AxpoとVitol、チヴィタヴェッキア港で初のLNGバンカリング作業を完了
重要ポイント
- •チヴィタヴェッキアは、2025年後半のジェノバと2026年5月のナポリでのサービス開始に続き、船対船LNGバンカリングを提供するイタリアで3番目の港となった。
- •バンカリング作業は、2026年に就航したAxpo運航のイタリア船籍バンカリング船「Green Pearl」(7,500立方メートル)によって実施された。
- •2025年に発効したEUのFuelEU Maritime規制は、EU港に寄港する船舶で使用されるエネルギーの温室効果ガス強度の段階的削減を義務付けている。
- •LNGは従来の重油と比較して二酸化炭素、硫黄酸化物、粒子状物質の排出量が少なく、新しいクルーズ船で広く採用されている移行燃料となっている。
- •Axpoは低排出燃料向けバンカリング船「Alisios LNG」(12,500立方メートル)もチャーターしており、同船は3月にスペインで運航を開始した。

AxpoとVitolは、イタリアのチヴィタヴェッキア港で初の液化天然ガス(LNG)バンカリング作業を完了し、大手国際クルーズ会社の旗艦船に燃料供給を行った。

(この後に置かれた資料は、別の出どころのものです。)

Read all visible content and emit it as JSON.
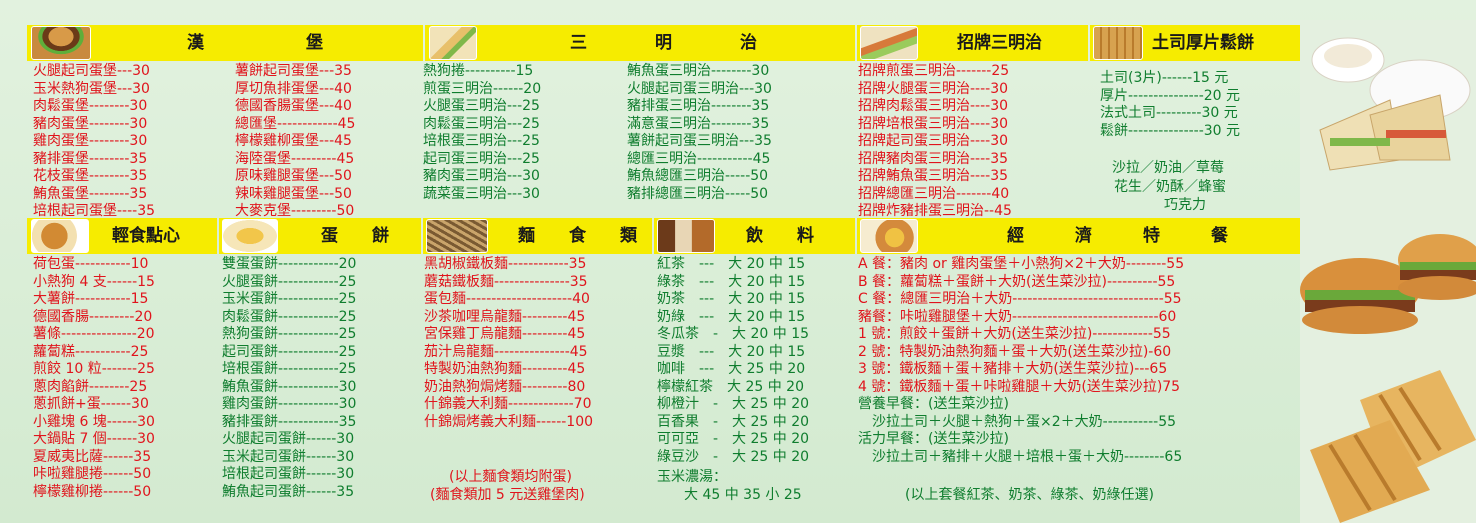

この作業は、イタリアの各港における代替海運燃料インフラの拡大における重要な一歩である。イタリア最大のクルーズ港であり、欧州第2位のクルーズ港であるチヴィタヴェッキアは、これによりジェノバとナポリに次ぐLNG船対船燃料供給サービスの提供港となった。
バンカリングは、Axpoが運航する7,500 m³のイタリア船籍バンカリング船「Green Pearl」によって実施された。船対船燃料供給は日曜日の朝、チヴィタヴェッキアのバース18で安全に行われた。「Green Pearl」は2026年に就航し、イタリアの各港での船対船および船対トラックのバンカリング作業に専念している。
Axpo ItaliaのCEOであるSimone Demarchiは次のように述べた。「今回の作業は、当社のサプライチェーンが急速に成長し、大手国際クルーズ会社のニーズに応える能力を示している。今後数年間で、海運およびクルーズ部門は脱炭素化への取り組みを加速することが求められるだろう。今日、LNGはこの移行を支援する最も実質的で即座に利用可能なソリューションの一つである。」
VitolのSmall Scale LNG & LNG Bunkering部門責任者であるStefan Dubbeldamは次のように付け加えた。「LNGとバイオLNGは、バンカリングによる排出削減において重要な役割を果たす。Vitolは、上流のバイオLNG・LNGの生産・買取りから、当社のLNGバンカリング船団を通じた顧客向けソリューションに至るまで、バリューチェーン全体にグローバルに投資している。」
ローマの主要海港であるチヴィタヴェッキアへのAxpoのLNGバンカリング対象拡大は、2025年後半のジェノバおよび2026年5月のナポリでの船対船LNGバンカリング導入に続くものである。この展開は、海運および大型輸送部門の双方に向けた低排出燃料専用サプライチェーン構築という、Axpoのより広範な取り組みの一部である。
イタリアの各港におけるLNGバンカリングインフラの拡大は、海運業界が排出量に関する規制圧力の強化に直面する中で進められている。2025年に発効したEUのFuelEU Maritime規制は、事業者に対してEU港に寄港する船舶で使用されるエネルギーの温室効果ガス強度の段階的削減を義務付けている。LNGは化石燃料であるものの、従来の重油と比較して二酸化炭素、硫黄酸化物、粒子状物質の排出量が少なく、新造クルーズ船において最も広く採用されている移行燃料の一つとなっている。
「Green Pearl」に加え、Axpoは低排出燃料向けの新造バンカリング船「Alisios LNG」(容量12,500 m³)をチャーターしており、同船は3月にスペインで運航を開始した。